Der Schock war groß als der ASV Pegnitz erstmals in der Vereinsgeschichte den bitteren Gang in die Kreisklasse gehen musste. Direkt nach der verlorenen Relegation gegen Osternohe wurde der Fokus auf die Rückkehr ins Kreisoberhaus gelegt, der Kader blieb zusammen und wurde im Winter punktuell sinnvoll verstärkt. Von Beginn an waren die Pegnitzer die Gejagten. Vor allem in der Derbyliga Kreisklasse 5 waren die Gegner aus dem eigenen Stadtgebiet oder den umliegenden Gemeinden besonders heiß darauf, dem haushohen Favoriten ein Bein zu stellen. Der Favoritenrolle wurden die Pegnitzer ab Spieltag Eins gerecht und mussten erst am 6. Spieltag in Hiltpoltstein den ersten Punktverlust hinnehmen.
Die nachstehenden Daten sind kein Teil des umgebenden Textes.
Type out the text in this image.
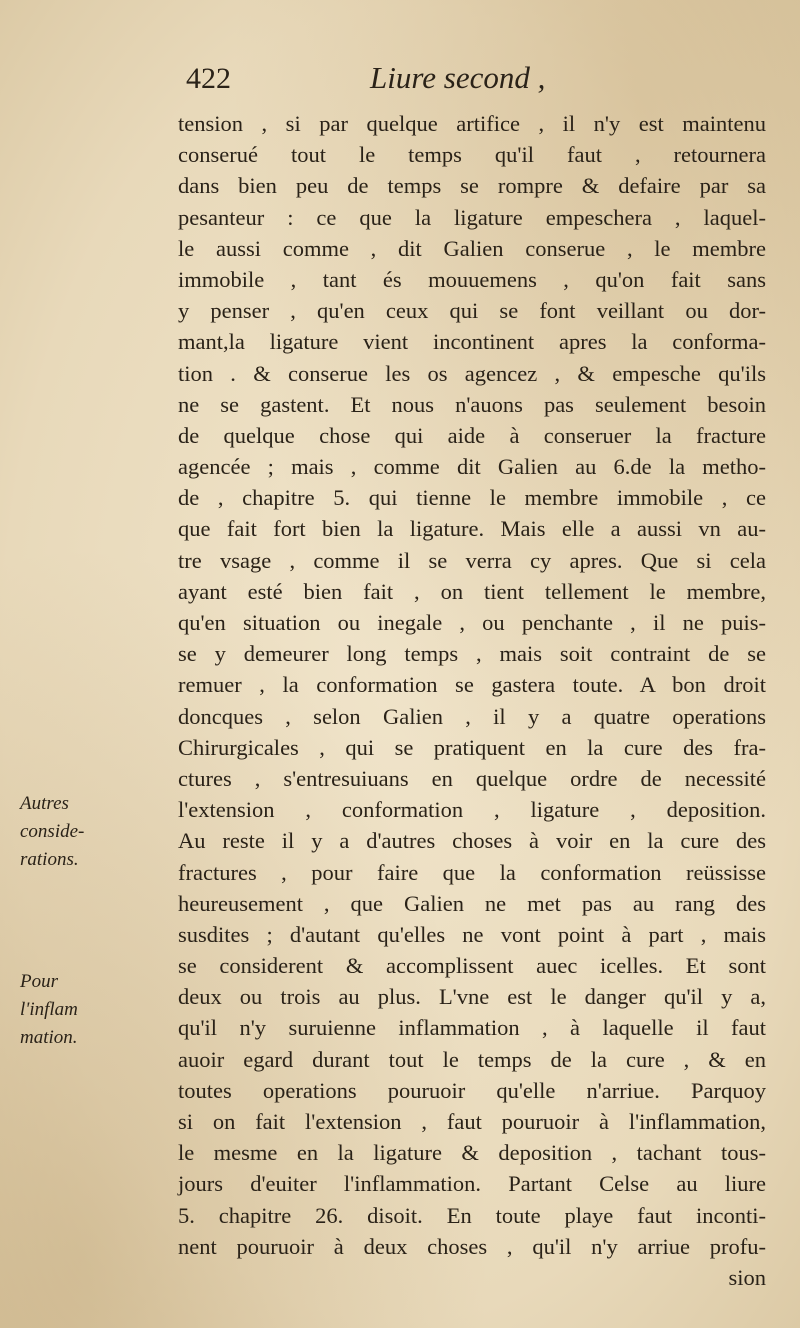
422	Liure second ,
Autres
conside-
rations.
Pour
l'inflam
mation.
tension , si par quelque artifice , il n'y est maintenu
conserué tout le temps qu'il faut , retournera
dans bien peu de temps se rompre & defaire par sa
pesanteur : ce que la ligature empeschera , laquel-
le aussi comme , dit Galien conserue , le membre
immobile , tant és mouuemens , qu'on fait sans
y penser , qu'en ceux qui se font veillant ou dor-
mant,la ligature vient incontinent apres la conforma-
tion . & conserue les os agencez , & empesche qu'ils
ne se gastent. Et nous n'auons pas seulement besoin
de quelque chose qui aide à conseruer la fracture
agencée ; mais , comme dit Galien au 6.de la metho-
de , chapitre 5. qui tienne le membre immobile , ce
que fait fort bien la ligature. Mais elle a aussi vn au-
tre vsage , comme il se verra cy apres. Que si cela
ayant esté bien fait , on tient tellement le membre,
qu'en situation ou inegale , ou penchante , il ne puis-
se y demeurer long temps , mais soit contraint de se
remuer , la conformation se gastera toute. A bon droit
doncques , selon Galien , il y a quatre operations
Chirurgicales , qui se pratiquent en la cure des fra-
ctures , s'entresuiuans en quelque ordre de necessité
l'extension , conformation , ligature , deposition.
Au reste il y a d'autres choses à voir en la cure des
fractures , pour faire que la conformation reüssisse
heureusement , que Galien ne met pas au rang des
susdites ; d'autant qu'elles ne vont point à part , mais
se considerent & accomplissent auec icelles. Et sont
deux ou trois au plus. L'vne est le danger qu'il y a,
qu'il n'y suruienne inflammation , à laquelle il faut
auoir egard durant tout le temps de la cure , & en
toutes operations pouruoir qu'elle n'arriue. Parquoy
si on fait l'extension , faut pouruoir à l'inflammation,
le mesme en la ligature & deposition , tachant tous-
jours d'euiter l'inflammation. Partant Celse au liure
5. chapitre 26. disoit. En toute playe faut inconti-
nent pouruoir à deux choses , qu'il n'y arriue profu-
sion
Bis zur ersten Niederlage dauerte es gar bis zum 19. Oktober als ausgerechnet im Derby gegen den Pegnitzer Stadtteil Troschenreuth die erste Niederlage zu Buche stand.
Jahresübergreifender, kurzer Wackler
Es bestanden eigentlich selten Zweifel, dass die Pegnitzer als Meister die Kreisklasse 5 abschließen, seit Spieltag Zwei grüßt der ASV vom Platz an der Sonne. Im letzten Spiel des Kalenderjahres 2025 mussten die Pegnitzer in Elbersberg auf dem berühmten Hartplatz federn lassen und kassierten im Auftaktspiel 2026 gegen den ASV Michelfeld die zweite Saisonniederlage. Trainer Felix Strößner trat im Laufe des März zurück, allen voran aufgrund seiner beruflichen Belastung mit Arbeitsort als Lehrer in München. Diese Phase kann durchaus als die brisanteste der Saison beschrieben werden. Unter Interimstrainer Yannick Podgur fanden die Pegnitzer in die Erfolgsspur zurück, auch wenn die Siege im Kalenderjahr 2026 äußerst knapp waren. Am Ende steht eine solche Mannschaft dann im Stile einer Spitzenmannschaft an der Tabellenspitze.
anpfiff.info gratuliert dem ASV Pegnitz zur vorzeitigen Meisterschaft und Rückkehr in die Kreisliga.